The hesitation made him think for a moment the call had been dropped. “I’ve got class and then I’m meeting some friends for coffee. Why? Were you thinking of coming over?”

Joe said, “You drink coffee?”

“Daaad.” She lengthened the word out.

“Of course you do,” he said. His ears felt hot. He said, “No, I just had some time to kill so I thought I’d check on you. See how you were doing.”

Another hesitation. When her voice came back it was soft, as if she was trying not to be overheard. “It’s not like I wouldn’t love to see you, Dad, but. it’s hard. I’m just starting to feel like I’m really at college and not at home. It would kind of be tough right now to change plans and see you. It would set me back.”

“I understand,” he said. “Really.”

“Remember what the orientation lady said. Six weeks. Try to go six weeks before seeing your parents and it will be easier.”

“I remember.”

“Are you on the way over?” she asked.

“Not at all,” he said, pulling over to the side of the highway. He cleared his throat, and said, “So you’re doing okay? Eating well? Getting along with folks?”

“Yes, yes, and yes,” she said. She sounded relieved.

“You know what’s going on with your grandmother?”

“Mom keeps me well briefed.”

“We miss you,” he said.

“I miss you guys.”

“Remember,” he said. “Keep in touch with your mother.”

“I will, Dad. And thanks for calling.”

He squinted and dropped his phone into his pocket, then drove slowly along the shoulder for a place to turn around to go back to Cheyenne. In his mind’s eye he pictured her drinking coffee with students her own age.

His heart wasn’t broken, he thought, but it was certainly cracked.

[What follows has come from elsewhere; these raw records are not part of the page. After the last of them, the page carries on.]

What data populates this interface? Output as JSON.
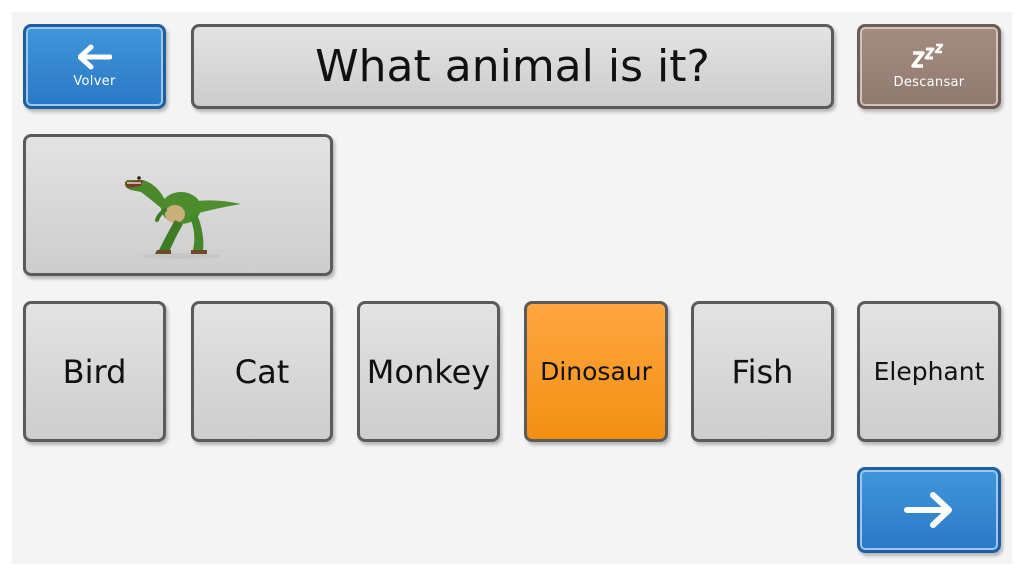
{
  "header": {
    "back_label": "Volver",
    "question": "What animal is it?",
    "rest_label": "Descansar"
  },
  "options": [
    {
      "label": "Bird"
    },
    {
      "label": "Cat"
    },
    {
      "label": "Monkey"
    },
    {
      "label": "Dinosaur",
      "selected": true
    },
    {
      "label": "Fish"
    },
    {
      "label": "Elephant"
    }
  ],
  "icons": {
    "back": "arrow-left-icon",
    "rest": "zzz-sleep-icon",
    "next": "arrow-right-icon",
    "image": "dinosaur-picture"
  },
  "colors": {
    "nav_blue": "#2a78c6",
    "rest_brown": "#9a8378",
    "selected_orange": "#f7981f",
    "button_gray": "#d8d8d8"
  }
}
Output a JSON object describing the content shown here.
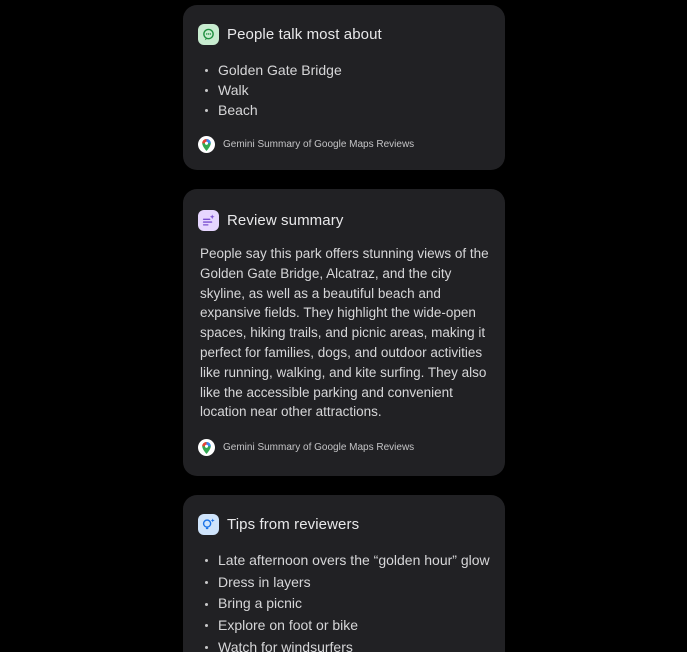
{
  "colors": {
    "page_background": "#000000",
    "card_background": "#212124",
    "accent_green": "#c8ecd0",
    "accent_purple": "#e6d6ff",
    "accent_blue": "#cfe4fb"
  },
  "cards": [
    {
      "title": "People talk most about",
      "icon": "chat-bubble-icon",
      "bullets": [
        "Golden Gate Bridge",
        "Walk",
        "Beach"
      ],
      "attribution": "Gemini Summary of Google Maps Reviews",
      "attribution_icon": "google-maps-pin-icon"
    },
    {
      "title": "Review summary",
      "icon": "sparkle-text-icon",
      "body": "People say this park offers stunning views of the Golden Gate Bridge, Alcatraz, and the city skyline, as well as a beautiful beach and expansive fields. They highlight the wide-open spaces, hiking trails, and picnic areas, making it perfect for families, dogs, and outdoor activities like running, walking, and kite surfing. They also like the accessible parking and convenient location near other attractions.",
      "attribution": "Gemini Summary of Google Maps Reviews",
      "attribution_icon": "google-maps-pin-icon"
    },
    {
      "title": "Tips from reviewers",
      "icon": "lightbulb-sparkle-icon",
      "bullets": [
        "Late afternoon overs the “golden hour” glow",
        "Dress in layers",
        "Bring a picnic",
        "Explore on foot or bike",
        "Watch for windsurfers"
      ]
    }
  ]
}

After steaks and three beers with Chuck Coon and his family, Joe sat at the desk in his hotel room and sketched out a time line from the murder of Earl Alden to the present time, bulleting each fact as he knew them. He hoped that by writing everything down, something would jump out at him.

He was wrong.

For the fiftieth time that day, he checked his cell phone to see if he’d missed a call from Coon or Orin Smith’s lawyer. He hadn’t.

As he was once again punching in the number for Nate’s satellite phone, just in case, he had an incoming call.

Coon said, “Surprise, surprise. Orin Smith will talk to you first thing in the morning.”

30

Nate Romanowski drove slowly down South State Street in a rental car on the South Side of Chicago with his windows down and his carry-on within reach on the passenger seat. The air was a warm stew of humidity: gasoline fumes, cooking food, and ripe garbage from Dumpsters. The sun had sunk and the last of it danced on the waves of Lake Michigan, igniting the sky and the west-facing sides of the downtown buildings, and now it was dark enough that the lights came on.